Each iteration is an evaluation of an outcome for some $x$. These are the blue dots on your pictures, after two and three evaluations. As you can see, the standard deviation collapses at these points, because their outcomes have been calculated, i.e., there's nothing to vary. All other points are still unknown, but GP models what their probable value is, given the evaluated points. Intuitively, the further you go from the points, the larger the variance.

How is GP calculated?

Initially, $m(x)$ is a constant, usually zero (though it depends on the prior settings, in your case it might be 50%). Each new evaluation gives a lot of information, because it fixes one more point for $m$ and changes the shape of the whole curve. The exact formula is derived from Multivariate Gaussian Theorem (e.g., discussed here).

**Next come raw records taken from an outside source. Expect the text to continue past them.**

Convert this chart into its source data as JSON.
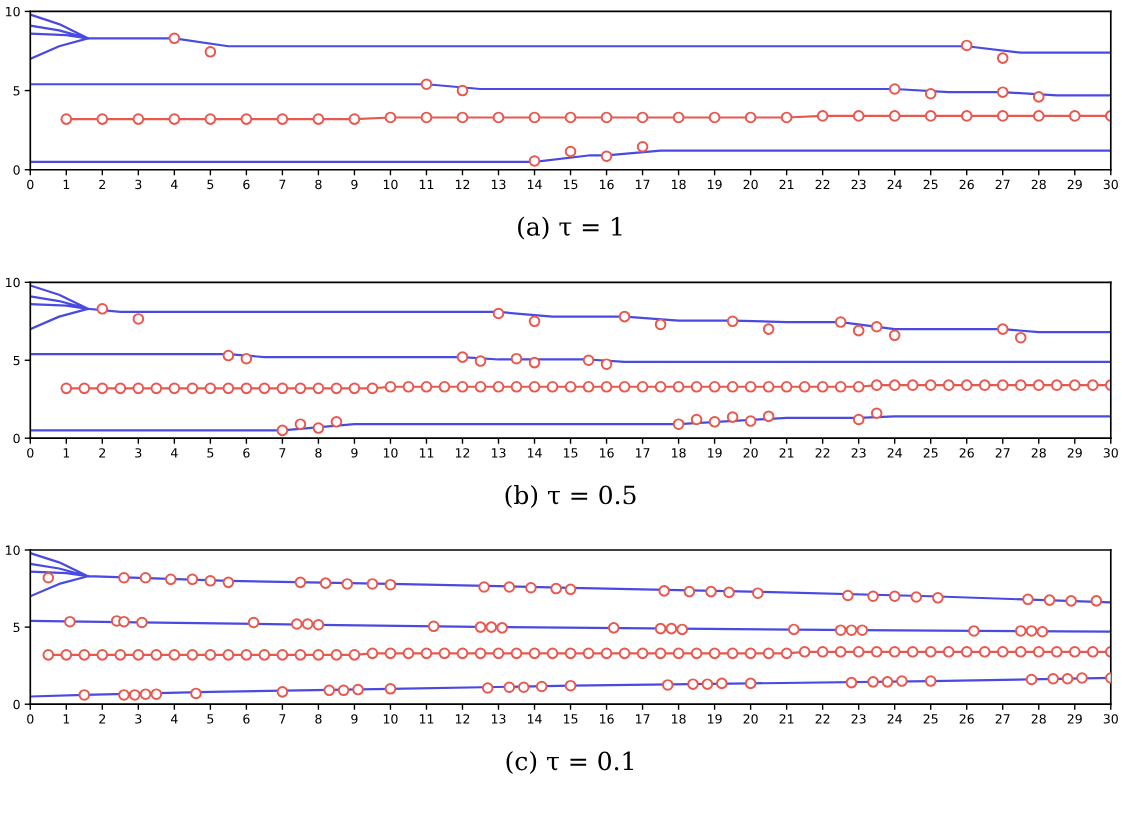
{
  "chart_data": [
    {
      "type": "line",
      "xlabel": "(a) τ = 1",
      "xlim": [
        0,
        30
      ],
      "xticks": [
        0,
        1,
        2,
        3,
        4,
        5,
        6,
        7,
        8,
        9,
        10,
        11,
        12,
        13,
        14,
        15,
        16,
        17,
        18,
        19,
        20,
        21,
        22,
        23,
        24,
        25,
        26,
        27,
        28,
        29,
        30
      ],
      "ylim": [
        0,
        10
      ],
      "yticks": [
        0,
        5,
        10
      ],
      "grid": false,
      "legend": false,
      "series": [
        {
          "color": "#4a4ae0",
          "marker": "none",
          "x": [
            0,
            0.8,
            1.6,
            null,
            0,
            0.8,
            1.6,
            null,
            0,
            1,
            1.6,
            null,
            0,
            0.8,
            1.6,
            null,
            1.6,
            4,
            5.5,
            26,
            27.5,
            30,
            null,
            0,
            11,
            12.5,
            24,
            25.5,
            27,
            28.5,
            30,
            null,
            0,
            14,
            15.5,
            16,
            17.5,
            30
          ],
          "values": [
            9.8,
            9.2,
            8.3,
            null,
            9.1,
            8.8,
            8.3,
            null,
            8.6,
            8.5,
            8.3,
            null,
            7.0,
            7.8,
            8.3,
            null,
            8.3,
            8.3,
            7.8,
            7.8,
            7.4,
            7.4,
            null,
            5.4,
            5.4,
            5.1,
            5.1,
            4.9,
            4.9,
            4.7,
            4.7,
            null,
            0.5,
            0.5,
            0.9,
            0.9,
            1.2,
            1.2
          ]
        },
        {
          "color": "#e8584f",
          "marker": "circle",
          "x": [
            1,
            2,
            3,
            4,
            5,
            6,
            7,
            8,
            9,
            10,
            11,
            12,
            13,
            14,
            15,
            16,
            17,
            18,
            19,
            20,
            21,
            22,
            23,
            24,
            25,
            26,
            27,
            28,
            29,
            30
          ],
          "values": [
            3.2,
            3.2,
            3.2,
            3.2,
            3.2,
            3.2,
            3.2,
            3.2,
            3.2,
            3.3,
            3.3,
            3.3,
            3.3,
            3.3,
            3.3,
            3.3,
            3.3,
            3.3,
            3.3,
            3.3,
            3.3,
            3.4,
            3.4,
            3.4,
            3.4,
            3.4,
            3.4,
            3.4,
            3.4,
            3.4
          ]
        },
        {
          "type": "scatter",
          "color": "#e8584f",
          "marker": "circle",
          "x": [
            4,
            5,
            11,
            12,
            14,
            15,
            16,
            17,
            24,
            25,
            26,
            27,
            27,
            28
          ],
          "values": [
            8.3,
            7.45,
            5.4,
            5.0,
            0.55,
            1.15,
            0.85,
            1.45,
            5.1,
            4.8,
            7.85,
            7.05,
            4.9,
            4.6
          ]
        }
      ]
    },
    {
      "type": "line",
      "xlabel": "(b) τ = 0.5",
      "xlim": [
        0,
        30
      ],
      "xticks": [
        0,
        1,
        2,
        3,
        4,
        5,
        6,
        7,
        8,
        9,
        10,
        11,
        12,
        13,
        14,
        15,
        16,
        17,
        18,
        19,
        20,
        21,
        22,
        23,
        24,
        25,
        26,
        27,
        28,
        29,
        30
      ],
      "ylim": [
        0,
        10
      ],
      "yticks": [
        0,
        5,
        10
      ],
      "grid": false,
      "legend": false,
      "series": [
        {
          "color": "#4a4ae0",
          "marker": "none",
          "x": [
            0,
            0.8,
            1.6,
            null,
            0,
            0.8,
            1.6,
            null,
            0,
            1,
            1.6,
            null,
            0,
            0.8,
            1.6,
            null,
            1.6,
            2.5,
            13,
            14.5,
            16.5,
            18,
            19.5,
            21,
            22.5,
            24,
            27,
            28,
            30,
            null,
            0,
            5.5,
            6.5,
            12,
            13,
            15.5,
            16.5,
            30,
            null,
            0,
            7,
            9,
            18,
            21,
            23,
            24,
            30
          ],
          "values": [
            9.8,
            9.2,
            8.3,
            null,
            9.1,
            8.8,
            8.3,
            null,
            8.6,
            8.5,
            8.3,
            null,
            7.0,
            7.8,
            8.3,
            null,
            8.3,
            8.1,
            8.1,
            7.8,
            7.8,
            7.55,
            7.55,
            7.45,
            7.45,
            7.0,
            7.0,
            6.8,
            6.8,
            null,
            5.4,
            5.4,
            5.2,
            5.2,
            5.05,
            5.05,
            4.9,
            4.9,
            null,
            0.5,
            0.5,
            0.9,
            0.9,
            1.3,
            1.3,
            1.4,
            1.4
          ]
        },
        {
          "color": "#e8584f",
          "marker": "circle",
          "x": [
            1,
            1.5,
            2,
            2.5,
            3,
            3.5,
            4,
            4.5,
            5,
            5.5,
            6,
            6.5,
            7,
            7.5,
            8,
            8.5,
            9,
            9.5,
            10,
            10.5,
            11,
            11.5,
            12,
            12.5,
            13,
            13.5,
            14,
            14.5,
            15,
            15.5,
            16,
            16.5,
            17,
            17.5,
            18,
            18.5,
            19,
            19.5,
            20,
            20.5,
            21,
            21.5,
            22,
            22.5,
            23,
            23.5,
            24,
            24.5,
            25,
            25.5,
            26,
            26.5,
            27,
            27.5,
            28,
            28.5,
            29,
            29.5,
            30
          ],
          "values": [
            3.2,
            3.2,
            3.2,
            3.2,
            3.2,
            3.2,
            3.2,
            3.2,
            3.2,
            3.2,
            3.2,
            3.2,
            3.2,
            3.2,
            3.2,
            3.2,
            3.2,
            3.2,
            3.3,
            3.3,
            3.3,
            3.3,
            3.3,
            3.3,
            3.3,
            3.3,
            3.3,
            3.3,
            3.3,
            3.3,
            3.3,
            3.3,
            3.3,
            3.3,
            3.3,
            3.3,
            3.3,
            3.3,
            3.3,
            3.3,
            3.3,
            3.3,
            3.3,
            3.3,
            3.3,
            3.4,
            3.4,
            3.4,
            3.4,
            3.4,
            3.4,
            3.4,
            3.4,
            3.4,
            3.4,
            3.4,
            3.4,
            3.4,
            3.4
          ]
        },
        {
          "type": "scatter",
          "color": "#e8584f",
          "marker": "circle",
          "x": [
            2,
            3,
            13,
            14,
            16.5,
            17.5,
            19.5,
            20.5,
            22.5,
            23,
            23.5,
            24,
            27,
            27.5,
            5.5,
            6,
            12,
            12.5,
            13.5,
            14,
            15.5,
            16,
            7,
            7.5,
            8,
            8.5,
            18,
            18.5,
            19,
            19.5,
            20,
            20.5,
            23,
            23.5
          ],
          "values": [
            8.3,
            7.65,
            8.0,
            7.5,
            7.8,
            7.3,
            7.5,
            7.0,
            7.45,
            6.9,
            7.15,
            6.6,
            7.0,
            6.45,
            5.3,
            5.1,
            5.2,
            4.95,
            5.1,
            4.85,
            5.0,
            4.75,
            0.5,
            0.9,
            0.65,
            1.05,
            0.9,
            1.2,
            1.05,
            1.35,
            1.1,
            1.4,
            1.2,
            1.6
          ]
        }
      ]
    },
    {
      "type": "line",
      "xlabel": "(c) τ = 0.1",
      "xlim": [
        0,
        30
      ],
      "xticks": [
        0,
        1,
        2,
        3,
        4,
        5,
        6,
        7,
        8,
        9,
        10,
        11,
        12,
        13,
        14,
        15,
        16,
        17,
        18,
        19,
        20,
        21,
        22,
        23,
        24,
        25,
        26,
        27,
        28,
        29,
        30
      ],
      "ylim": [
        0,
        10
      ],
      "yticks": [
        0,
        5,
        10
      ],
      "grid": false,
      "legend": false,
      "series": [
        {
          "color": "#4a4ae0",
          "marker": "none",
          "x": [
            0,
            0.8,
            1.6,
            null,
            0,
            0.8,
            1.6,
            null,
            0,
            1,
            1.6,
            null,
            0,
            0.8,
            1.6,
            null,
            1.6,
            5.5,
            10,
            15,
            20,
            25,
            30,
            null,
            0,
            3,
            8,
            13,
            18,
            23,
            30,
            null,
            0,
            1.5,
            5,
            10,
            15,
            20,
            25,
            30
          ],
          "values": [
            9.8,
            9.2,
            8.3,
            null,
            9.1,
            8.8,
            8.3,
            null,
            8.6,
            8.5,
            8.3,
            null,
            7.0,
            7.8,
            8.3,
            null,
            8.3,
            8.0,
            7.8,
            7.55,
            7.3,
            7.0,
            6.6,
            null,
            5.4,
            5.3,
            5.15,
            5.0,
            4.9,
            4.8,
            4.7,
            null,
            0.5,
            0.6,
            0.8,
            1.0,
            1.2,
            1.35,
            1.5,
            1.7
          ]
        },
        {
          "color": "#e8584f",
          "marker": "circle",
          "x": [
            0.5,
            1,
            1.5,
            2,
            2.5,
            3,
            3.5,
            4,
            4.5,
            5,
            5.5,
            6,
            6.5,
            7,
            7.5,
            8,
            8.5,
            9,
            9.5,
            10,
            10.5,
            11,
            11.5,
            12,
            12.5,
            13,
            13.5,
            14,
            14.5,
            15,
            15.5,
            16,
            16.5,
            17,
            17.5,
            18,
            18.5,
            19,
            19.5,
            20,
            20.5,
            21,
            21.5,
            22,
            22.5,
            23,
            23.5,
            24,
            24.5,
            25,
            25.5,
            26,
            26.5,
            27,
            27.5,
            28,
            28.5,
            29,
            29.5,
            30
          ],
          "values": [
            3.2,
            3.2,
            3.2,
            3.2,
            3.2,
            3.2,
            3.2,
            3.2,
            3.2,
            3.2,
            3.2,
            3.2,
            3.2,
            3.2,
            3.2,
            3.2,
            3.2,
            3.2,
            3.3,
            3.3,
            3.3,
            3.3,
            3.3,
            3.3,
            3.3,
            3.3,
            3.3,
            3.3,
            3.3,
            3.3,
            3.3,
            3.3,
            3.3,
            3.3,
            3.3,
            3.3,
            3.3,
            3.3,
            3.3,
            3.3,
            3.3,
            3.3,
            3.4,
            3.4,
            3.4,
            3.4,
            3.4,
            3.4,
            3.4,
            3.4,
            3.4,
            3.4,
            3.4,
            3.4,
            3.4,
            3.4,
            3.4,
            3.4,
            3.4,
            3.4
          ]
        },
        {
          "type": "scatter",
          "color": "#e8584f",
          "marker": "circle",
          "x": [
            0.5,
            2.6,
            3.2,
            3.9,
            4.5,
            5.0,
            5.5,
            7.5,
            8.2,
            8.8,
            9.5,
            10.0,
            12.6,
            13.3,
            13.9,
            14.6,
            15.0,
            17.6,
            18.3,
            18.9,
            19.4,
            20.2,
            22.7,
            23.4,
            24.0,
            24.6,
            25.2,
            27.7,
            28.3,
            28.9,
            29.6,
            1.1,
            2.4,
            2.6,
            3.1,
            6.2,
            7.4,
            7.7,
            8.0,
            11.2,
            12.5,
            12.8,
            13.1,
            16.2,
            17.5,
            17.8,
            18.1,
            21.2,
            22.5,
            22.8,
            23.1,
            26.2,
            27.5,
            27.8,
            28.1,
            1.5,
            2.6,
            2.9,
            3.2,
            3.5,
            4.6,
            7.0,
            8.3,
            8.7,
            9.1,
            10.0,
            12.7,
            13.3,
            13.7,
            14.2,
            15.0,
            17.7,
            18.4,
            18.8,
            19.2,
            20.0,
            22.8,
            23.4,
            23.8,
            24.2,
            25.0,
            27.8,
            28.4,
            28.8,
            29.2,
            30.0
          ],
          "values": [
            8.2,
            8.2,
            8.2,
            8.1,
            8.1,
            8.0,
            7.9,
            7.9,
            7.85,
            7.8,
            7.8,
            7.75,
            7.6,
            7.6,
            7.55,
            7.5,
            7.45,
            7.35,
            7.3,
            7.3,
            7.25,
            7.2,
            7.05,
            7.0,
            7.0,
            6.95,
            6.9,
            6.8,
            6.75,
            6.7,
            6.7,
            5.35,
            5.4,
            5.35,
            5.3,
            5.3,
            5.2,
            5.2,
            5.15,
            5.05,
            5.0,
            5.0,
            4.95,
            4.95,
            4.9,
            4.9,
            4.85,
            4.85,
            4.8,
            4.8,
            4.8,
            4.75,
            4.75,
            4.75,
            4.7,
            0.6,
            0.6,
            0.6,
            0.65,
            0.65,
            0.7,
            0.8,
            0.9,
            0.9,
            0.95,
            1.0,
            1.05,
            1.1,
            1.1,
            1.15,
            1.2,
            1.25,
            1.3,
            1.3,
            1.35,
            1.35,
            1.4,
            1.45,
            1.45,
            1.5,
            1.5,
            1.6,
            1.65,
            1.65,
            1.7,
            1.7
          ]
        }
      ]
    }
  ]
}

Intuitively, let's look at the transformation at step 3 on your picture, which evaluates $x_3=200$. At step 2, $m(x_3)$ is roughly $70\%$, because that's kind of average of known values $f(x_1)$ and $f(x_2)$, but with huge variance: any value between $55\%$ and $95\%$ is within one standard deviation. Basically, everything beyond $x > 150$ is a big unknown area. Evaluation of $f(x_3) = 85\%$ makes it certain: $m(x_3)$ is about the same as $m(x_2)$, but slightly better, which makes $m(x)$ monotone between $x_2$ and $x_3$. The variance around $x_2$ and $x_3$ is small, however the value at $x=150$ can be both much better or much worse.

Note that at each step, $m(x)$ is smooth, because that's exactly what GP models. Hope this clarifies why the shape of $m(x)$ makes sense.

How the kernel affects GP?

It makes the variance larger or smaller by assuming the likelihood of big changes of $f$ on a small interval. In other words, it controls what a small interval of $x$ is. Remember that GP models the smooth functions over $x$, but changing the measure of $x$ changes how "wigly" the functions of $x$ are allowed to be.

For example, here's the effect of changing the width parameter of the Gaussian kernel, from $0.1$ to $1$ to $10$ (the gray area is the variance):

effect-of-kernel-width

The first one allows a lot of variation in $f$ by making the distances between $x$'s very large. The last one is the opposite. The exact formula again follows the Multivariate Gaussian Theorem.

Highly recommend the lectures by Nando de Freitas available on YouTube (the first one is here) to get a better understanding of GP. Hyperparameter tuning via Gaussian Optimization is also discussed in this question.